Now, we need to compile OpenCV. We’ll create a new directory for this purpose.

mkdir ~/opencv/build

cd ~/opencv/build

Generate the makefile. Copy and paste this entire command below into your terminal and then press Enter.

cmake -D CMAKE_BUILD_TYPE=RELEASE \
    -D CMAKE_INSTALL_PREFIX=/usr/local \
    -D OPENCV_EXTRA_MODULES_PATH=~/opencv_contrib/modules \
    -D ENABLE_NEON=ON \
    -D ENABLE_VFPV3=ON \
    -D BUILD_TESTS=OFF \
    -D INSTALL_PYTHON_EXAMPLES=OFF \
    -D OPENCV_ENABLE_NONFREE=ON \
    -D CMAKE_SHARED_LINKER_FLAGS=-latomic \
    -D BUILD_EXAMPLES=OFF ..

Compile OpenCV using the command below. -j$(nproc) makes sure that all of the processors that are available to us are used for the compilation. This speeds things up:

make -j$(nproc)

Wait for OpenCV to compile. It will take a while, so you can go to lunch or do something else, and then return. My Raspberry Pi took about an hour to finish everything.

Once that compilation process has completed, you need to make sure the files get installed.

sudo make install

Run this command so that Raspberry Pi can find OpenCV.

sudo ldconfig

Now, let’s go back to the swapfile and reset the size to something smaller.

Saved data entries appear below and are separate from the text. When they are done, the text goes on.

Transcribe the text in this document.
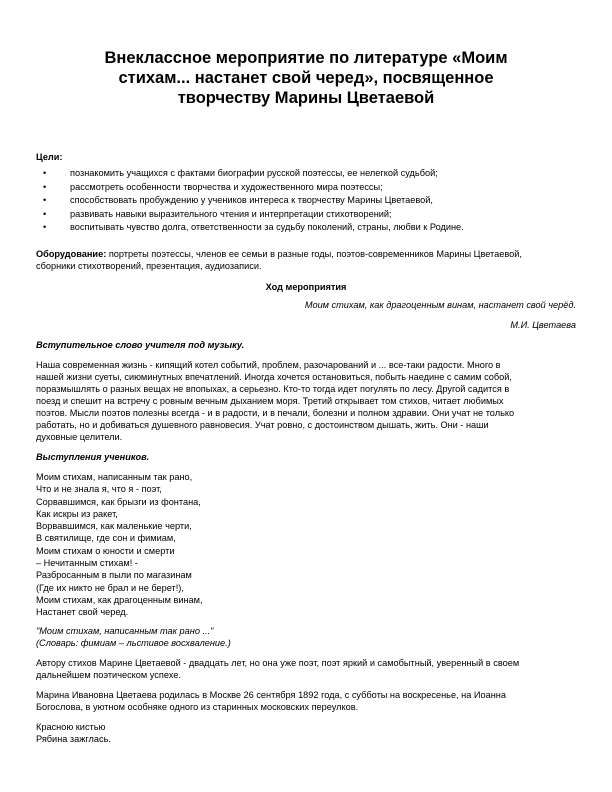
Внеклассное мероприятие по литературе «Моим
стихам... настанет свой черед», посвященное
творчеству Марины Цветаевой
Цели:
•	познакомить учащихся с фактами биографии русской поэтессы, ее нелегкой судьбой;
•	рассмотреть особенности творчества и художественного мира поэтессы;
•	способствовать пробуждению у учеников интереса к творчеству Марины Цветаевой,
•	развивать навыки выразительного чтения и интерпретации стихотворений;
•	воспитывать чувство долга, ответственности за судьбу поколений, страны, любви к Родине.
Оборудование: портреты поэтессы, членов ее семьи в разные годы, поэтов-современников Марины Цветаевой,
сборники стихотворений, презентация, аудиозаписи.
Ход мероприятия
Моим стихам, как драгоценным винам, настанет свой черёд.
М.И. Цветаева
Вступительное слово учителя под музыку.
Наша современная жизнь - кипящий котел событий, проблем, разочарований и ... все-таки радости. Много в
нашей жизни суеты, сиюминутных впечатлений. Иногда хочется остановиться, побыть наедине с самим собой,
поразмышлять о разных вещах не впопыхах, а серьезно. Кто-то тогда идет погулять по лесу. Другой садится в
поезд и спешит на встречу с ровным вечным дыханием моря. Третий открывает том стихов, читает любимых
поэтов. Мысли поэтов полезны всегда - и в радости, и в печали, болезни и полном здравии. Они учат не только
работать, но и добиваться душевного равновесия. Учат ровно, с достоинством дышать, жить. Они - наши
духовные целители.
Выступления учеников.
Моим стихам, написанным так рано,
Что и не знала я, что я - поэт,
Сорвавшимся, как брызги из фонтана,
Как искры из ракет,
Ворвавшимся, как маленькие черти,
В святилище, где сон и фимиам,
Моим стихам о юности и смерти
– Нечитанным стихам! -
Разбросанным в пыли по магазинам
(Где их никто не брал и не берет!),
Моим стихам, как драгоценным винам,
Настанет свой черед.
"Моим стихам, написанным так рано ..."
(Словарь: фимиам – льстивое восхваление.)
Автору стихов Марине Цветаевой - двадцать лет, но она уже поэт, поэт яркий и самобытный, уверенный в своем
дальнейшем поэтическом успехе.
Марина Ивановна Цветаева родилась в Москве 26 сентября 1892 года, с субботы на воскресенье, на Иоанна
Богослова, в уютном особняке одного из старинных московских переулков.
Красною кистью
Рябина зажглась.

sudo nano /etc/dphys-swapfile

Locate this line:

CONF_SWAPSIZE=2048

Change that to:

CONF_SWAPSIZE=100

Save the file and close out using the following keystrokes:

CTRL+X

Enter

Restart swap.

sudo systemctl restart dphys-swapfile

Now, make sure that picamera is installed. picamera is a Python package that enables your camera to interface with your Python code. This second array module that we’re installing enables us to use OpenCV.

pip3 install picamera

pip3 install "picamera[array]"

Test OpenCV

Launch python.

python3

Import OpenCV

import cv2

Check to see which version of OpenCV you have installed.

cv2.__version__

Here is what you should see:

To close out the window, type:

exit()

Capture Real-Time Video

Now, go to the Python IDE in your Raspberry Pi by clicking the logo -> Programming -> Thonny Python IDE.

Write the following code to capture a live video feed. Credit to Dr. Adrian Rosebrock for this source code. I’ll name the file test_video_capture.py.

Here is the code:

# Credit: Adrian Rosebrock
# https://www.pyimagesearch.com/2015/03/30/accessing-the-raspberry-pi-camera-with-opencv-and-python/

# import the necessary packages
from picamera.array import PiRGBArray # Generates a 3D RGB array
from picamera import PiCamera # Provides a Python interface for the RPi Camera Module
import time # Provides time-related functions
import cv2 # OpenCV library

# Initialize the camera
camera = PiCamera()

# Set the camera resolution
camera.resolution = (640, 480)

# Set the number of frames per second
camera.framerate = 32

# Generates a 3D RGB array and stores it in rawCapture
raw_capture = PiRGBArray(camera, size=(640, 480))

# Wait a certain number of seconds to allow the camera time to warmup
time.sleep(0.1)

# Capture frames continuously from the camera
for frame in camera.capture_continuous(raw_capture, format="bgr", use_video_port=True):
    
    # Grab the raw NumPy array representing the image
    image = frame.array
    
    # Display the frame using OpenCV
    cv2.imshow("Frame", image)
    
    # Wait for keyPress for 1 millisecond
    key = cv2.waitKey(1) & 0xFF
    
    # Clear the stream in preparation for the next frame
    raw_capture.truncate(0)
    
    # If the `q` key was pressed, break from the loop
    if key == ord("q"):
        break

When you’re ready, click Run. Here is what my output was:

That’s it for this tutorial. Keep building!